Towards Optimal Use of Surrogate Markers to Improve Power

TL;DR

This paper develops an optimal transformation framework for surrogate markers to better predict primary outcomes, introduces a new measure called relative power, and demonstrates its effectiveness through simulations and a clinical trial application.

Contribution

It proposes a novel method to derive an optimal transformation of surrogate markers and introduces the relative power measure for improved decision-making in clinical trials.

Findings

The optimal transformation significantly improves surrogate-based inference.

The relative power measure outperforms existing surrogacy measures.

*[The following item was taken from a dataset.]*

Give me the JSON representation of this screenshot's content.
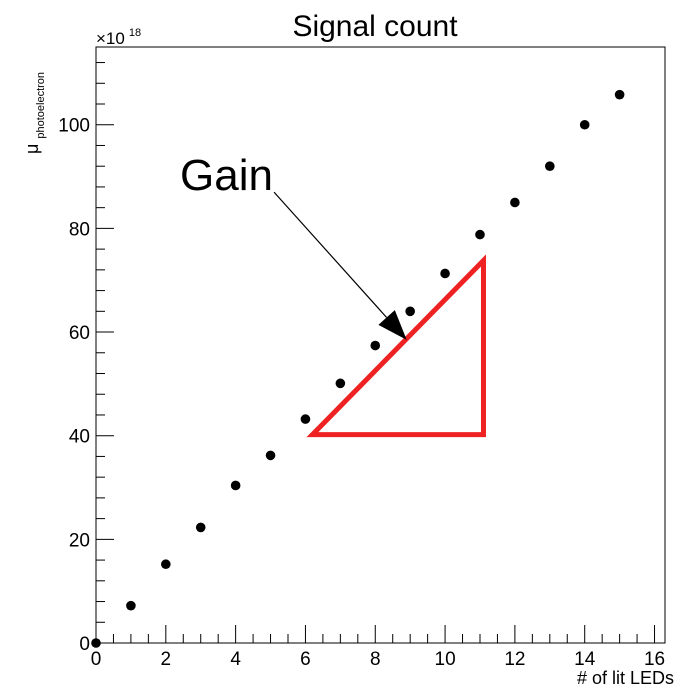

Simulation studies confirm the method's robustness and practical utility.

Abstract

Motivated by increasing pressure for decision makers to shorten the time required to evaluate the efficacy of a treatment such that treatments deemed safe and effective can be made publicly available, there has been substantial recent interest in using an earlier or easier to measure surrogate marker, $S$, in place of the primary outcome, $Y$. To validate the utility of a surrogate marker in these settings, a commonly advocated measure is the proportion of treatment effect on the primary outcome that is explained by the treatment effect on the surrogate marker (PTE). Model based and model free estimators for PTE have also been developed. While this measure is very intuitive, it does not directly address the important questions of how $S$ can be used to make inference of the unavailable $Y$ in the next phase clinical trials. In this paper, to optimally use the information of surrogate S, we provide a framework for deriving an optimal transformation of $S$, $g_{opt}(S)$, such that the treatment effect on $g_{opt}(S)$ maximally approximates the treatment effect on $Y$ in a certain sense. Based on the optimally transformed surrogate, $g_{opt}(S)$, we propose a new measure to quantify surrogacy, the relative power (RP), and demonstrate how RP can be used to make decisions with $S$ instead of $Y$ for next phase trials. We propose nonparametric estimation procedures, derive asymptotic properties, and compare the RP measure with the PTE measure. Finite sample performance of our estimators is assessed via a simulation study. We illustrate our proposed procedures using an application to the Diabetes Prevention Program (DPP) clinical trial to evaluate the utility of hemoglobin A1c and fasting plasma glucose as surrogate markers for diabetes.